Be joyous. Give thanks. Join in the merry making to your heart's content. But sometimes it feels inauthentic. Whether or not we allow ourselves to recognize and name the darkness, it is undeniable. There are demons that may lurk in the shadows as we peer back to the last time the sun closed out his cycle.

So I invite you to also go in. Go deeper. Go into the darkest, deepest recesses of the pain and all it entails. Make space and time for yourself, and sit alone for 10 minutes. Smoke some weed. Grab a notebook, or a few sheets of paper and a pen. Set a timer on your phone for 10 minutes and write continuously and do not stop until the time is up. Sit down with the intention to write something about your year, but then let whatever comes up, come out. 

Is it negative? That's okay. The exercise is meant as an anecdote to the force contrived jolliness. Purge it. Write down everything that comes to mind, no matter how silly or trifling.  If you feel like you want to write more, go ahead. Write for 30 minutes. Write for an hour. Write until you can't write anymore. 

It may hurt. 

It might be sticky. Heavy. 

Try to take a walk when you're done. Walk around the block, or walk for an hour. Or do some yoga if you're able. Just aim to move your body and let yourself step away from what you released on to the pages so you can integrate the release. Breathe deeply. Breathe in so fully it has to enter those dark and foreboding corners. 

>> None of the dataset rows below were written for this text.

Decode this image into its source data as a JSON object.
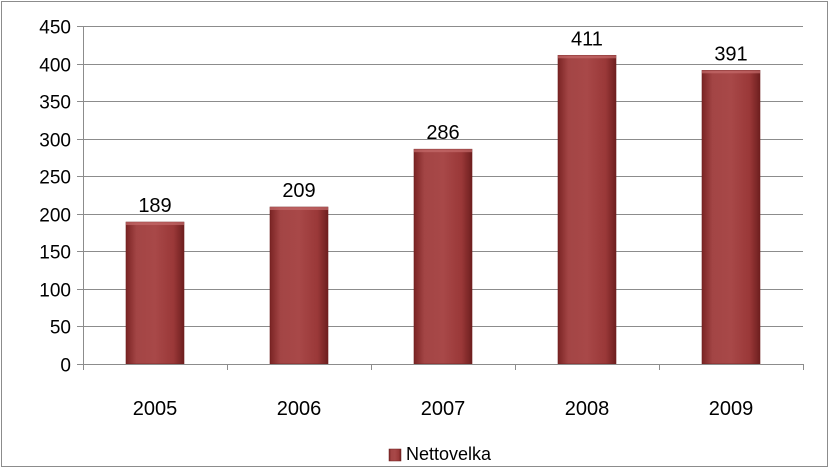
{
  "chart_data": {
    "type": "bar",
    "categories": [
      "2005",
      "2006",
      "2007",
      "2008",
      "2009"
    ],
    "series": [
      {
        "name": "Nettovelka",
        "values": [
          189,
          209,
          286,
          411,
          391
        ]
      }
    ],
    "ylim": [
      0,
      450
    ],
    "y_ticks": [
      "0",
      "50",
      "100",
      "150",
      "200",
      "250",
      "300",
      "350",
      "400",
      "450"
    ],
    "data_labels": [
      "189",
      "209",
      "286",
      "411",
      "391"
    ],
    "grid": true,
    "legend_position": "bottom",
    "bar_color": "#9b3b3b",
    "title": "",
    "xlabel": "",
    "ylabel": ""
  }
}
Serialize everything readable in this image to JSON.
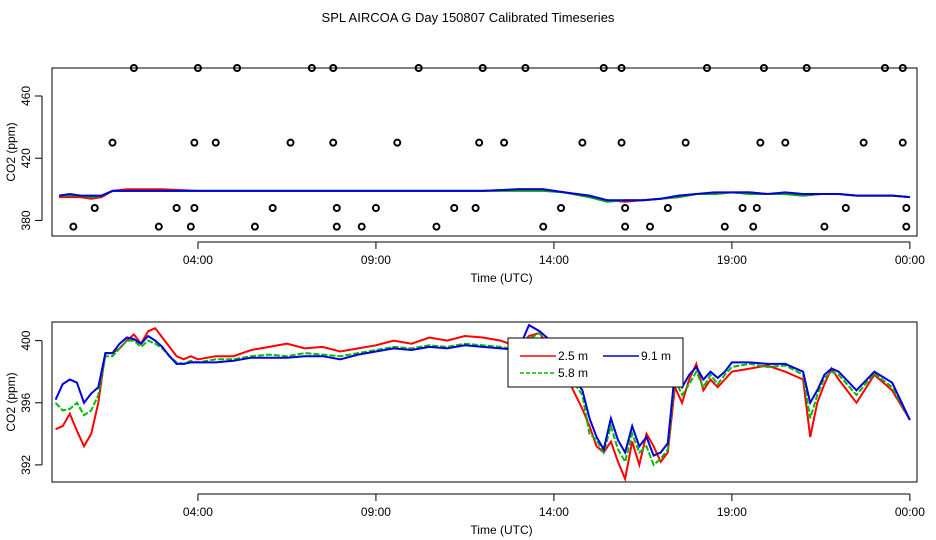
{
  "figure": {
    "title": "SPL AIRCOA G  Day 150807  Calibrated Timeseries"
  },
  "chart_data": [
    {
      "type": "line",
      "xlabel": "Time (UTC)",
      "ylabel": "CO2 (ppm)",
      "x_tick_labels": [
        "04:00",
        "09:00",
        "14:00",
        "19:00",
        "00:00"
      ],
      "x_tick_hours": [
        4,
        9,
        14,
        19,
        24
      ],
      "xlim_hours": [
        -0.1,
        24.2
      ],
      "ylim": [
        370,
        478
      ],
      "y_ticks": [
        380,
        420,
        460
      ],
      "series": [
        {
          "color": "#ff0000",
          "x": [
            0.1,
            0.4,
            0.7,
            1.0,
            1.3,
            1.6,
            2.0,
            3.0,
            4.0,
            5.0,
            6.0,
            7.0,
            8.0,
            9.0,
            10.0,
            11.0,
            12.0,
            13.0,
            13.7,
            14.3,
            15.0,
            15.5,
            16.0,
            16.5,
            17.0,
            17.5,
            18.0,
            18.5,
            19.0,
            19.5,
            20.0,
            20.5,
            21.0,
            21.5,
            22.0,
            22.5,
            23.0,
            23.5,
            24.0
          ],
          "values": [
            395,
            395,
            395,
            394,
            395,
            399,
            400,
            400,
            399,
            399,
            399,
            399,
            399,
            399,
            399,
            399,
            399,
            400,
            400,
            398,
            395,
            393,
            392,
            393,
            394,
            395,
            397,
            397,
            398,
            398,
            397,
            397,
            396,
            397,
            397,
            396,
            396,
            396,
            395
          ]
        },
        {
          "color": "#00aa00",
          "x": [
            0.1,
            0.4,
            0.7,
            1.0,
            1.3,
            1.6,
            2.0,
            3.0,
            4.0,
            5.0,
            6.0,
            7.0,
            8.0,
            9.0,
            10.0,
            11.0,
            12.0,
            13.0,
            13.7,
            14.3,
            15.0,
            15.5,
            16.0,
            16.5,
            17.0,
            17.5,
            18.0,
            18.5,
            19.0,
            19.5,
            20.0,
            20.5,
            21.0,
            21.5,
            22.0,
            22.5,
            23.0,
            23.5,
            24.0
          ],
          "values": [
            396,
            396,
            396,
            395,
            396,
            399,
            399,
            399,
            399,
            399,
            399,
            399,
            399,
            399,
            399,
            399,
            399,
            399,
            399,
            398,
            395,
            392,
            393,
            393,
            394,
            395,
            397,
            397,
            398,
            397,
            397,
            397,
            396,
            397,
            397,
            396,
            396,
            396,
            395
          ]
        },
        {
          "color": "#0000dd",
          "x": [
            0.1,
            0.4,
            0.7,
            1.0,
            1.3,
            1.6,
            2.0,
            3.0,
            4.0,
            5.0,
            6.0,
            7.0,
            8.0,
            9.0,
            10.0,
            11.0,
            12.0,
            13.0,
            13.7,
            14.3,
            15.0,
            15.5,
            16.0,
            16.5,
            17.0,
            17.5,
            18.0,
            18.5,
            19.0,
            19.5,
            20.0,
            20.5,
            21.0,
            21.5,
            22.0,
            22.5,
            23.0,
            23.5,
            24.0
          ],
          "values": [
            396,
            397,
            396,
            396,
            396,
            399,
            399,
            399,
            399,
            399,
            399,
            399,
            399,
            399,
            399,
            399,
            399,
            400,
            400,
            398,
            396,
            393,
            393,
            393,
            394,
            396,
            397,
            398,
            398,
            398,
            397,
            398,
            397,
            397,
            397,
            396,
            396,
            396,
            395
          ]
        }
      ],
      "points": [
        {
          "x": 0.5,
          "y": 376
        },
        {
          "x": 1.1,
          "y": 388
        },
        {
          "x": 1.6,
          "y": 430
        },
        {
          "x": 2.2,
          "y": 478
        },
        {
          "x": 2.9,
          "y": 376
        },
        {
          "x": 3.4,
          "y": 388
        },
        {
          "x": 3.8,
          "y": 376
        },
        {
          "x": 3.9,
          "y": 388
        },
        {
          "x": 3.9,
          "y": 430
        },
        {
          "x": 4.0,
          "y": 478
        },
        {
          "x": 4.5,
          "y": 430
        },
        {
          "x": 5.1,
          "y": 478
        },
        {
          "x": 5.6,
          "y": 376
        },
        {
          "x": 6.1,
          "y": 388
        },
        {
          "x": 6.6,
          "y": 430
        },
        {
          "x": 7.2,
          "y": 478
        },
        {
          "x": 7.8,
          "y": 478
        },
        {
          "x": 7.8,
          "y": 430
        },
        {
          "x": 7.9,
          "y": 388
        },
        {
          "x": 7.9,
          "y": 376
        },
        {
          "x": 8.6,
          "y": 376
        },
        {
          "x": 9.0,
          "y": 388
        },
        {
          "x": 9.6,
          "y": 430
        },
        {
          "x": 10.2,
          "y": 478
        },
        {
          "x": 10.7,
          "y": 376
        },
        {
          "x": 11.2,
          "y": 388
        },
        {
          "x": 11.8,
          "y": 388
        },
        {
          "x": 11.9,
          "y": 430
        },
        {
          "x": 12.0,
          "y": 478
        },
        {
          "x": 12.6,
          "y": 430
        },
        {
          "x": 13.2,
          "y": 478
        },
        {
          "x": 13.7,
          "y": 376
        },
        {
          "x": 14.2,
          "y": 388
        },
        {
          "x": 14.8,
          "y": 430
        },
        {
          "x": 15.4,
          "y": 478
        },
        {
          "x": 15.9,
          "y": 478
        },
        {
          "x": 15.9,
          "y": 430
        },
        {
          "x": 16.0,
          "y": 388
        },
        {
          "x": 16.0,
          "y": 376
        },
        {
          "x": 16.7,
          "y": 376
        },
        {
          "x": 17.2,
          "y": 388
        },
        {
          "x": 17.7,
          "y": 430
        },
        {
          "x": 18.3,
          "y": 478
        },
        {
          "x": 18.8,
          "y": 376
        },
        {
          "x": 19.3,
          "y": 388
        },
        {
          "x": 19.6,
          "y": 376
        },
        {
          "x": 19.7,
          "y": 388
        },
        {
          "x": 19.8,
          "y": 430
        },
        {
          "x": 19.9,
          "y": 478
        },
        {
          "x": 20.5,
          "y": 430
        },
        {
          "x": 21.1,
          "y": 478
        },
        {
          "x": 21.6,
          "y": 376
        },
        {
          "x": 22.2,
          "y": 388
        },
        {
          "x": 22.7,
          "y": 430
        },
        {
          "x": 23.3,
          "y": 478
        },
        {
          "x": 23.8,
          "y": 478
        },
        {
          "x": 23.8,
          "y": 430
        },
        {
          "x": 23.9,
          "y": 388
        },
        {
          "x": 23.9,
          "y": 376
        }
      ]
    },
    {
      "type": "line",
      "xlabel": "Time (UTC)",
      "ylabel": "CO2 (ppm)",
      "x_tick_labels": [
        "04:00",
        "09:00",
        "14:00",
        "19:00",
        "00:00"
      ],
      "x_tick_hours": [
        4,
        9,
        14,
        19,
        24
      ],
      "xlim_hours": [
        -0.1,
        24.2
      ],
      "ylim": [
        390.9,
        401.2
      ],
      "y_ticks": [
        392,
        396,
        400
      ],
      "legend_placement": "top-center-right",
      "series": [
        {
          "name": "2.5 m",
          "color": "#ff0000",
          "x": [
            0.0,
            0.2,
            0.4,
            0.6,
            0.8,
            1.0,
            1.2,
            1.4,
            1.6,
            1.8,
            2.0,
            2.2,
            2.4,
            2.6,
            2.8,
            3.0,
            3.2,
            3.4,
            3.6,
            3.8,
            4.0,
            4.5,
            5.0,
            5.5,
            6.0,
            6.5,
            7.0,
            7.5,
            8.0,
            8.5,
            9.0,
            9.5,
            10.0,
            10.5,
            11.0,
            11.5,
            12.0,
            12.5,
            13.0,
            13.3,
            13.6,
            13.9,
            14.2,
            14.5,
            14.8,
            15.0,
            15.2,
            15.4,
            15.6,
            15.8,
            16.0,
            16.2,
            16.4,
            16.6,
            16.8,
            17.0,
            17.2,
            17.4,
            17.6,
            17.8,
            18.0,
            18.2,
            18.4,
            18.6,
            18.8,
            19.0,
            19.5,
            20.0,
            20.5,
            21.0,
            21.2,
            21.4,
            21.6,
            21.8,
            22.0,
            22.5,
            23.0,
            23.5,
            24.0
          ],
          "values": [
            394.3,
            394.5,
            395.3,
            394.2,
            393.2,
            394.0,
            396.0,
            399.2,
            399.2,
            399.5,
            400.0,
            400.4,
            399.8,
            400.6,
            400.8,
            400.2,
            399.6,
            399.0,
            398.8,
            399.0,
            398.8,
            399.0,
            399.0,
            399.4,
            399.6,
            399.8,
            399.5,
            399.6,
            399.3,
            399.5,
            399.7,
            400.0,
            399.8,
            400.2,
            400.0,
            400.3,
            400.2,
            400.0,
            399.6,
            400.3,
            400.5,
            399.3,
            398.0,
            397.0,
            395.6,
            394.5,
            393.2,
            392.8,
            393.5,
            392.2,
            391.1,
            393.5,
            392.0,
            394.0,
            393.2,
            392.2,
            392.8,
            397.0,
            396.0,
            397.5,
            398.5,
            396.8,
            397.5,
            397.0,
            397.5,
            398.0,
            398.2,
            398.4,
            398.0,
            397.5,
            393.8,
            396.0,
            397.2,
            398.2,
            397.5,
            396.0,
            397.8,
            396.8,
            394.9
          ]
        },
        {
          "name": "5.8 m",
          "color": "#00bb00",
          "x": [
            0.0,
            0.2,
            0.4,
            0.6,
            0.8,
            1.0,
            1.2,
            1.4,
            1.6,
            1.8,
            2.0,
            2.2,
            2.4,
            2.6,
            2.8,
            3.0,
            3.2,
            3.4,
            3.6,
            3.8,
            4.0,
            4.5,
            5.0,
            5.5,
            6.0,
            6.5,
            7.0,
            7.5,
            8.0,
            8.5,
            9.0,
            9.5,
            10.0,
            10.5,
            11.0,
            11.5,
            12.0,
            12.5,
            13.0,
            13.3,
            13.6,
            13.9,
            14.2,
            14.5,
            14.8,
            15.0,
            15.2,
            15.4,
            15.6,
            15.8,
            16.0,
            16.2,
            16.4,
            16.6,
            16.8,
            17.0,
            17.2,
            17.4,
            17.6,
            17.8,
            18.0,
            18.2,
            18.4,
            18.6,
            18.8,
            19.0,
            19.5,
            20.0,
            20.5,
            21.0,
            21.2,
            21.4,
            21.6,
            21.8,
            22.0,
            22.5,
            23.0,
            23.5,
            24.0
          ],
          "values": [
            396.0,
            395.5,
            395.6,
            396.0,
            395.2,
            395.5,
            396.5,
            399.0,
            399.0,
            399.5,
            400.0,
            400.0,
            399.6,
            400.0,
            399.8,
            399.5,
            399.0,
            398.6,
            398.5,
            398.7,
            398.6,
            398.8,
            398.8,
            399.0,
            399.1,
            399.0,
            399.2,
            399.1,
            399.0,
            399.2,
            399.4,
            399.6,
            399.5,
            399.7,
            399.6,
            399.8,
            399.7,
            399.6,
            399.4,
            400.1,
            400.5,
            399.6,
            398.6,
            397.5,
            396.5,
            394.0,
            393.6,
            392.8,
            394.5,
            393.0,
            392.2,
            394.0,
            392.8,
            393.2,
            392.0,
            392.4,
            393.0,
            397.5,
            396.5,
            397.2,
            398.0,
            397.0,
            397.8,
            397.2,
            397.8,
            398.3,
            398.5,
            398.3,
            398.4,
            397.8,
            395.0,
            396.5,
            397.6,
            398.0,
            397.8,
            396.5,
            397.9,
            397.0,
            394.9
          ]
        },
        {
          "name": "9.1 m",
          "color": "#0000dd",
          "x": [
            0.0,
            0.2,
            0.4,
            0.6,
            0.8,
            1.0,
            1.2,
            1.4,
            1.6,
            1.8,
            2.0,
            2.2,
            2.4,
            2.6,
            2.8,
            3.0,
            3.2,
            3.4,
            3.6,
            3.8,
            4.0,
            4.5,
            5.0,
            5.5,
            6.0,
            6.5,
            7.0,
            7.5,
            8.0,
            8.5,
            9.0,
            9.5,
            10.0,
            10.5,
            11.0,
            11.5,
            12.0,
            12.5,
            13.0,
            13.3,
            13.6,
            13.9,
            14.2,
            14.5,
            14.8,
            15.0,
            15.2,
            15.4,
            15.6,
            15.8,
            16.0,
            16.2,
            16.4,
            16.6,
            16.8,
            17.0,
            17.2,
            17.4,
            17.6,
            17.8,
            18.0,
            18.2,
            18.4,
            18.6,
            18.8,
            19.0,
            19.5,
            20.0,
            20.5,
            21.0,
            21.2,
            21.4,
            21.6,
            21.8,
            22.0,
            22.5,
            23.0,
            23.5,
            24.0
          ],
          "values": [
            396.2,
            397.2,
            397.5,
            397.3,
            396.0,
            396.6,
            397.0,
            399.2,
            399.2,
            399.8,
            400.2,
            400.1,
            399.8,
            400.3,
            400.0,
            399.6,
            399.0,
            398.5,
            398.5,
            398.6,
            398.6,
            398.6,
            398.7,
            398.9,
            398.9,
            398.9,
            399.0,
            399.0,
            398.8,
            399.1,
            399.3,
            399.5,
            399.4,
            399.6,
            399.5,
            399.7,
            399.6,
            399.5,
            399.4,
            401.0,
            400.6,
            400.0,
            398.8,
            397.8,
            396.8,
            395.0,
            393.8,
            393.0,
            395.0,
            393.6,
            392.8,
            394.5,
            393.2,
            393.8,
            392.6,
            392.8,
            393.4,
            398.0,
            397.0,
            397.8,
            398.3,
            397.5,
            398.0,
            397.6,
            398.0,
            398.6,
            398.6,
            398.5,
            398.5,
            398.0,
            396.0,
            396.8,
            397.8,
            398.2,
            398.0,
            396.8,
            398.0,
            397.3,
            394.9
          ]
        }
      ]
    }
  ]
}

Find some light. Gaze into a tree strung with lights and allow the evergreen smell clear out the stagnation. Breathe in the light. Allow the small, created suns illuminate and brighten any gloom.

Stay aware of the "should be's and "supposed to" thoughts this time of year. What we or someone else decide what things should look like this segment of time around the sun could use some reviewing. Perhaps consider the situation from a different relative position. Perhaps it is not what you think. Perhaps there are things you just can't conceive of at work.

Because as it turns out, the sun is not moving in the sky at all. In fact, we are moving around the sun. What our sense data tells is us the slowest time of our year is when the Earth's orbit is actually the fastest. We are seeing things from a different vantage point. We are innocent in our mistake, but it an error nonetheless. We can't know until we do. It may seem that we are at the bottom. The darkest point seems to be the lowest.

Right now is perfect. We are collectively turning the corner, and the days are increasing incrementally by precious seconds.  

The Sun is invincible. And the return from the void has already begun.